For mobile apps, is direct post able to be used with SAQ A-EP? My prior understanding was that only iframe was eligible for this, but there seems to be an unspecified allowance (see below). It makes sense the would be an exception since if the payment card collection form is implemented using native controls, it's not like it can be modified by malicious third party JavaScript like malvertisements.
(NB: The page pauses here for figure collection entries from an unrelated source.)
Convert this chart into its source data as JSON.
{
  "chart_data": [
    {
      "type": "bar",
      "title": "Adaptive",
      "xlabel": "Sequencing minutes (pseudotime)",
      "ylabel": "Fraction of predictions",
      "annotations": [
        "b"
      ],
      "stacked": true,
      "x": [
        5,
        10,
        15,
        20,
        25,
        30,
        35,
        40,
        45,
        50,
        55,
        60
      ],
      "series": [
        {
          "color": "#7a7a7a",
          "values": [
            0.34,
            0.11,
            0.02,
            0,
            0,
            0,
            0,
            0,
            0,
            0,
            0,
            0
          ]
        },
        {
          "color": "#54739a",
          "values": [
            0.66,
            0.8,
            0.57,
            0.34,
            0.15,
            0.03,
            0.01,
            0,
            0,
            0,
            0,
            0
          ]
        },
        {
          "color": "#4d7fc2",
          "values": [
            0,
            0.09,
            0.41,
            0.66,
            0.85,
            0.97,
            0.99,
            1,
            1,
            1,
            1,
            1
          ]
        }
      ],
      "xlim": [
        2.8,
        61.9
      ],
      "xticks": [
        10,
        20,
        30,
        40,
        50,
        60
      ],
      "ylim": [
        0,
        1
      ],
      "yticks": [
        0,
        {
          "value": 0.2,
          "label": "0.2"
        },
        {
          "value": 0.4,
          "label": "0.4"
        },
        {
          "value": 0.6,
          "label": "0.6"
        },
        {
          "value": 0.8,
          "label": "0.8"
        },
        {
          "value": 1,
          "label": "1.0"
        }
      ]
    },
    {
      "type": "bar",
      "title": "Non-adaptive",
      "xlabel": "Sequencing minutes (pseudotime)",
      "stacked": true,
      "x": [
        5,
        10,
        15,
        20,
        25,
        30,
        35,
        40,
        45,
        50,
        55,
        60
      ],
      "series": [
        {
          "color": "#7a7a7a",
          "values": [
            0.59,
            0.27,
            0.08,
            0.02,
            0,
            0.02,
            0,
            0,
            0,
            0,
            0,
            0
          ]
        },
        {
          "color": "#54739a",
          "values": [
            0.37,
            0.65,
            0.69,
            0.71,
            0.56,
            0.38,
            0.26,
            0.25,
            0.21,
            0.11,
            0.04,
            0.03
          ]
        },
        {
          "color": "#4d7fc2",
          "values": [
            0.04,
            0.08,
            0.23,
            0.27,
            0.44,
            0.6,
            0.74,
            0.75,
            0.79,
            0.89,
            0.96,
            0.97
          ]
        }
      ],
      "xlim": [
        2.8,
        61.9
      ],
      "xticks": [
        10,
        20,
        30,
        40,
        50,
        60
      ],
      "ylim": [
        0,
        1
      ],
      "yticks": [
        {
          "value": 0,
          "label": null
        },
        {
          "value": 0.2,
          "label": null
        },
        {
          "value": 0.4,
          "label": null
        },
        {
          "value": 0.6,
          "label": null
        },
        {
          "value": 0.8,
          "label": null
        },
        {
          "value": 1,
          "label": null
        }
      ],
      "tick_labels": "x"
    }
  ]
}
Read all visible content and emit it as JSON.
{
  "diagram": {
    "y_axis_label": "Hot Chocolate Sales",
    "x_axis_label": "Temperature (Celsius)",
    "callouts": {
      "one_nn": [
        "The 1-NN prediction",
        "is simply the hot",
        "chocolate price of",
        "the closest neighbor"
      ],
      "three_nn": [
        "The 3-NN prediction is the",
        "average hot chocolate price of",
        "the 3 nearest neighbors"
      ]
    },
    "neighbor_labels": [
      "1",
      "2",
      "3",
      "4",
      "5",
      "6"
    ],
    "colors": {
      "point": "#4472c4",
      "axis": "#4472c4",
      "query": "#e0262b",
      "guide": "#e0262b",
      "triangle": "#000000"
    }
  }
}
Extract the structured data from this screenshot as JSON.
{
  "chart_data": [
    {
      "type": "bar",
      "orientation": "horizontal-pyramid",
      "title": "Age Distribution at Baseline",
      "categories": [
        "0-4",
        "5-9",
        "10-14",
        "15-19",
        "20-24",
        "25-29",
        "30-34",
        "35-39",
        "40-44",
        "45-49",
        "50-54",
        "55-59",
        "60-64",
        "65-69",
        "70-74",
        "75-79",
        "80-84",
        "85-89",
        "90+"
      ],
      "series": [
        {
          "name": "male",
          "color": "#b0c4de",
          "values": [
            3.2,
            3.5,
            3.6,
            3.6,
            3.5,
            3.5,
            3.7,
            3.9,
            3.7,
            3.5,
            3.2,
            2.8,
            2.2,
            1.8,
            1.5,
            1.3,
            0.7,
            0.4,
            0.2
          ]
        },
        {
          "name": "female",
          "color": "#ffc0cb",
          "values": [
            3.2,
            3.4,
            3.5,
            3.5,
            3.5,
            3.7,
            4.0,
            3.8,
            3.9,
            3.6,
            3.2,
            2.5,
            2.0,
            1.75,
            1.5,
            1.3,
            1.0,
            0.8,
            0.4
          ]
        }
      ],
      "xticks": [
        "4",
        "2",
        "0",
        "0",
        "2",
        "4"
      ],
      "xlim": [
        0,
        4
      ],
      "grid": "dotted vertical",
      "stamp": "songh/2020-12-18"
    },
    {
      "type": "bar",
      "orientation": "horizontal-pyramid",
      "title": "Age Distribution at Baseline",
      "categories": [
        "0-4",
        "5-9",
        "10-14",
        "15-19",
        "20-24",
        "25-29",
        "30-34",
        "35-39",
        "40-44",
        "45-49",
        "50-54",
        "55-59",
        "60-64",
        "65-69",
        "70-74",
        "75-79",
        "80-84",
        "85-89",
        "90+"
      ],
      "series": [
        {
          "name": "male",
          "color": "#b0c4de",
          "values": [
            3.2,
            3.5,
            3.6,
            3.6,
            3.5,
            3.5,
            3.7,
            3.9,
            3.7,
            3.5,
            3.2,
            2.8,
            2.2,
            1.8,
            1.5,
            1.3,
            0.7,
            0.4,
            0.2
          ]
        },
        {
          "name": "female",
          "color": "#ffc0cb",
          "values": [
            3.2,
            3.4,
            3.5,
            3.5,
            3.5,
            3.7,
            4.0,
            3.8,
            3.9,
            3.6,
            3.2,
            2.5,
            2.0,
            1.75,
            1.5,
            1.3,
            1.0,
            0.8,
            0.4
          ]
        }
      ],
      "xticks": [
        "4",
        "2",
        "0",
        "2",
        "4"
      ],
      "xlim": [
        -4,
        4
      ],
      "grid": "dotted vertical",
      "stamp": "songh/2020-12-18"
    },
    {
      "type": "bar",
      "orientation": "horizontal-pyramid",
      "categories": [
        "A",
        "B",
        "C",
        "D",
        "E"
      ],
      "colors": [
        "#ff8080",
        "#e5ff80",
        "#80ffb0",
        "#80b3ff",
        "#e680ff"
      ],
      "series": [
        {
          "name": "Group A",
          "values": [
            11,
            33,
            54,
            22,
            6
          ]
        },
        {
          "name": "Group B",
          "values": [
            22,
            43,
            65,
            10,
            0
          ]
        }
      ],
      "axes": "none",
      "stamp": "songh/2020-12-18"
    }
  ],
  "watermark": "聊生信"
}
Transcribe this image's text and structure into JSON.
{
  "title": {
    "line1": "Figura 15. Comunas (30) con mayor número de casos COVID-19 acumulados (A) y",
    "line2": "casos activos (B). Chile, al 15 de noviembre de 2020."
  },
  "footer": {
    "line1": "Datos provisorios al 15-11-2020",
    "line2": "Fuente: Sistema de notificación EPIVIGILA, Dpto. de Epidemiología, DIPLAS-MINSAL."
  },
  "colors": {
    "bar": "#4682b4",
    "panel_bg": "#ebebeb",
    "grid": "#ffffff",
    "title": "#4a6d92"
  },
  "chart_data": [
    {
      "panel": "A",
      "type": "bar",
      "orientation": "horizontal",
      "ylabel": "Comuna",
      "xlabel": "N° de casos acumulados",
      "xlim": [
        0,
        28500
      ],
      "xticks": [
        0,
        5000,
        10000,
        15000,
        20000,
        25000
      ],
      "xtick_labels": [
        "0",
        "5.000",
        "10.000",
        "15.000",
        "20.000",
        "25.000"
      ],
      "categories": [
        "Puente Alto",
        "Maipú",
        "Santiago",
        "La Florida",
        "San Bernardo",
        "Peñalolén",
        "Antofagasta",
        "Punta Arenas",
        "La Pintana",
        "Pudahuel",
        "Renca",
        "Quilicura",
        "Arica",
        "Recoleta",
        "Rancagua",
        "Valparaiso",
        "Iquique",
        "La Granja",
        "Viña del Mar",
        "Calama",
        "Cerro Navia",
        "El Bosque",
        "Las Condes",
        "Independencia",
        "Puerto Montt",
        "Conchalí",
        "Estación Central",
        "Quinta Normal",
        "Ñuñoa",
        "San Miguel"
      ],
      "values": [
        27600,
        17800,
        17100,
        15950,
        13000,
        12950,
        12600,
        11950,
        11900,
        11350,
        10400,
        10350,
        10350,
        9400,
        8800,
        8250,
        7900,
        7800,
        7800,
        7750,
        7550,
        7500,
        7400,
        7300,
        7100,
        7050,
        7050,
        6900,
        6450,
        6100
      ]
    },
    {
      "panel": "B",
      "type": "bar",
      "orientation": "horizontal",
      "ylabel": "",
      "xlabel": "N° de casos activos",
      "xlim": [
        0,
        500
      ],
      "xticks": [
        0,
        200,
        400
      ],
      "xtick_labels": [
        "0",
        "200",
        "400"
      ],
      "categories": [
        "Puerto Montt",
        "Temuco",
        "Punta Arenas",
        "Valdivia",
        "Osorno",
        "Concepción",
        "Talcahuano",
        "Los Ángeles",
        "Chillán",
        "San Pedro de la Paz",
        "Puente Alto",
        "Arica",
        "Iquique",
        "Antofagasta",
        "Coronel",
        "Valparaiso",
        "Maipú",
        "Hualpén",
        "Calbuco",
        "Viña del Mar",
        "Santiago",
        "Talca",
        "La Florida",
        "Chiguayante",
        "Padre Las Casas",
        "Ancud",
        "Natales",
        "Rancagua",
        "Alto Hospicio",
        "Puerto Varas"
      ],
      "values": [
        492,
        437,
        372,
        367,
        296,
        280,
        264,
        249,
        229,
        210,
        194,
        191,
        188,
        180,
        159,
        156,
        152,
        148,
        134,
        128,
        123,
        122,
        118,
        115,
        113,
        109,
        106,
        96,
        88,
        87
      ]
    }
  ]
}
To qualify for SAQ A-EP which is by far the easiest SAQ level / requirements, the SAQ lists the following condition: https://www.pcisecuritystandards.org/documents/PCI-DSS-v3_2_1-SAQ-A_EP.pdf
Each element of the payment page(s) delivered to the consumer’s browser originates from either the merchant’s website or a PCI DSS compliant service provider(s);
However, on https://www.pcisecuritystandards.org/pdfs/best_practices_securing_ecommerce.pdf it says that direct post may be permitted in some cases and still qualify for SAQ A-EP:
Merchants using a Direct Post e-commerce implementation may be eligible for PCI SAQ A-EP, providing they meet the eligibility criteria of that SAQ. Merchants should consult with their acquirer (merchant bank) or with the payment brands directly to determine whether they are required to validate their PCI DSS compliance and which reporting method they should use.
More commentary
The Direct Post Method uses the merchant’s website to generate the shopping cart and payment web pages. The merchant’s payment form, loaded in the customer’s browser, sends the cardholder data directly to the PSP—not via the merchant’s website or systems—ensuring cardholder data is not stored, processed, or transmitted via the merchant systems. However, the payment form is provided by the merchant; therefore, the merchant’s systems are in scope for additional PCI DSS controls, which are necessary to protect the merchant website against malicious individuals changing the form and capturing cardholder data.